Anti-war protester assaulted in Oak Harbor

People have called him a traitor, a terrorist and a coward. And those are just the printable epithets. But Jeremy Steinsiek, 22, said emphatically he is not a coward.

"That's definitely not true," he said. "If I was a coward I wouldn't be out here."

Steinsiek has been on the corner of Highway 20 and Barrington Drive every day since the bombing started in Operation Iraqi Freedom, flashing peace signs and waving a homemade sign that reads, "Drop Bush, Not Bombs." A small American flag waves from one corner of the cardboard sign.

People have not taken kindly to his war protest.

Drivers have been yelling and throwing things at Steinsiek and his small group of protesters for days, but Monday it escalated to violence. First a woman yelled, called him names, and threw a cup of ice water out her car window at him, soaking his shirt. Later a man stopped, got out of his car and assaulted Steinsiek.

Steinsiek said the man, who had "Bud" written on his hat and shirt, yelled at him from his car that he was stupid. Steinsiek, who admits he has a "mouth that tends to run off," yelled back. Steinsiek said the man then got out of his car, more words were exchanged, and "Bud" shoved him from behind, yelling, "I fought for your freedom," Steinsiek said.

Steinsiek's reply of "You fought for my right to be here," apparently incensed "Bud" who grabbed him by the back of his "Anti-flag" shirt and threw him to the sidewalk.

Steinsiek said another man in a car stopped and pulled "Bud" off, and the police arrived rapidly to take his assailant to the police station, where he was arrested on suspicion of fourth degree assault.

Police identified the man as Franz Noble, 51, of Anacortes.

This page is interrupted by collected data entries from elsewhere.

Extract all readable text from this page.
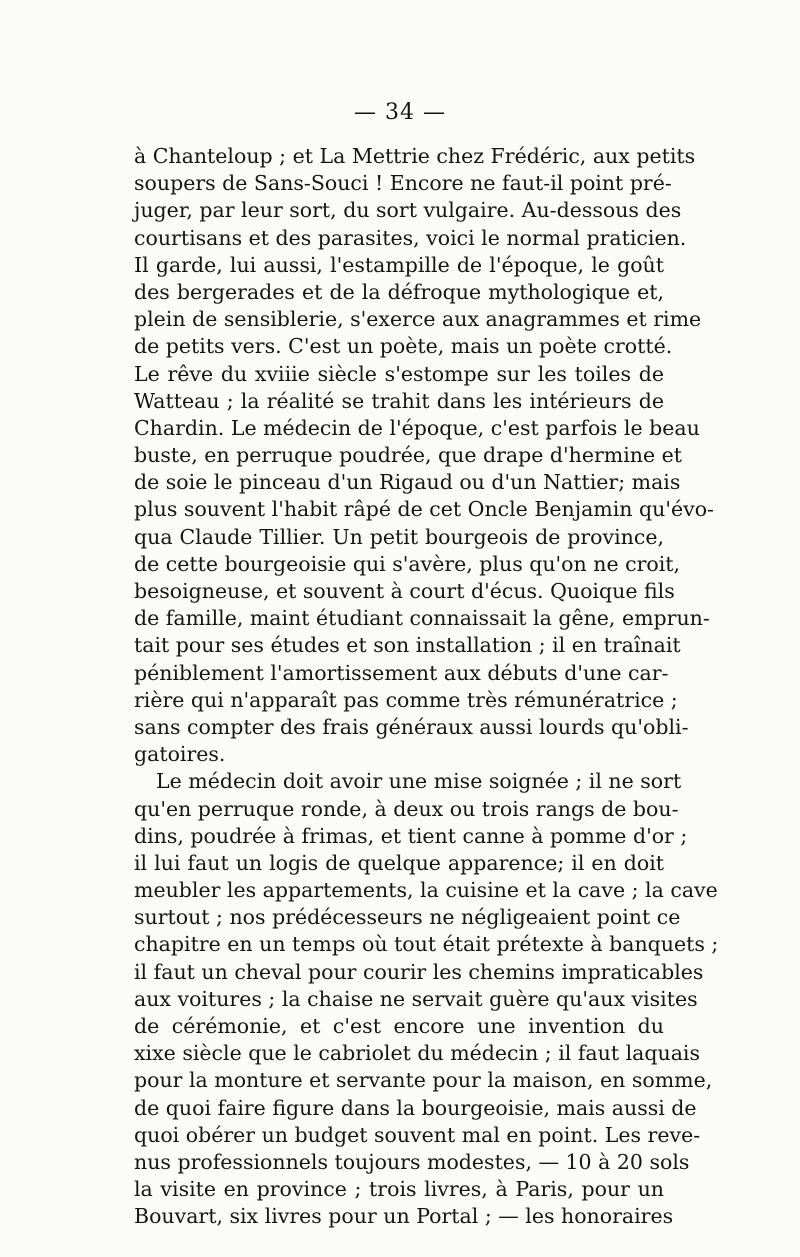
— 34 —
à Chanteloup ; et La Mettrie chez Frédéric, aux petits
soupers de Sans-Souci ! Encore ne faut-il point pré-
juger, par leur sort, du sort vulgaire. Au-dessous des
courtisans et des parasites, voici le normal praticien.
Il garde, lui aussi, l'estampille de l'époque, le goût
des bergerades et de la défroque mythologique et,
plein de sensiblerie, s'exerce aux anagrammes et rime
de petits vers. C'est un poète, mais un poète crotté.
Le rêve du xviiie siècle s'estompe sur les toiles de
Watteau ; la réalité se trahit dans les intérieurs de
Chardin. Le médecin de l'époque, c'est parfois le beau
buste, en perruque poudrée, que drape d'hermine et
de soie le pinceau d'un Rigaud ou d'un Nattier; mais
plus souvent l'habit râpé de cet Oncle Benjamin qu'évo-
qua Claude Tillier. Un petit bourgeois de province,
de cette bourgeoisie qui s'avère, plus qu'on ne croit,
besoigneuse, et souvent à court d'écus. Quoique fils
de famille, maint étudiant connaissait la gêne, emprun-
tait pour ses études et son installation ; il en traînait
péniblement l'amortissement aux débuts d'une car-
rière qui n'apparaît pas comme très rémunératrice ;
sans compter des frais généraux aussi lourds qu'obli-
gatoires.
Le médecin doit avoir une mise soignée ; il ne sort
qu'en perruque ronde, à deux ou trois rangs de bou-
dins, poudrée à frimas, et tient canne à pomme d'or ;
il lui faut un logis de quelque apparence; il en doit
meubler les appartements, la cuisine et la cave ; la cave
surtout ; nos prédécesseurs ne négligeaient point ce
chapitre en un temps où tout était prétexte à banquets ;
il faut un cheval pour courir les chemins impraticables
aux voitures ; la chaise ne servait guère qu'aux visites
de cérémonie, et c'est encore une invention du
xixe siècle que le cabriolet du médecin ; il faut laquais
pour la monture et servante pour la maison, en somme,
de quoi faire figure dans la bourgeoisie, mais aussi de
quoi obérer un budget souvent mal en point. Les reve-
nus professionnels toujours modestes, — 10 à 20 sols
la visite en province ; trois livres, à Paris, pour un
Bouvart, six livres pour un Portal ; — les honoraires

He was cited and released.

"It was crazy," Steinsiek said. "There's a lot of aggression in this town." After going to the police station to press charges, Steinsiek was back at his post.

He said he has has a good deal of time to research the war and international issues on the Internet, and what he finds makes him sick.

"Anyone who says this is not about oil is kidding themselves," he said. "If broccoli was the main export (of Iraq) we wouldn't be there."

Many of the people who seem incensed by his presence say he should be supporting the troops, especially in this Navy town. He said he does.

"I do support the troops," he said. "I think they should be home. I'm pro-troops and anti-war."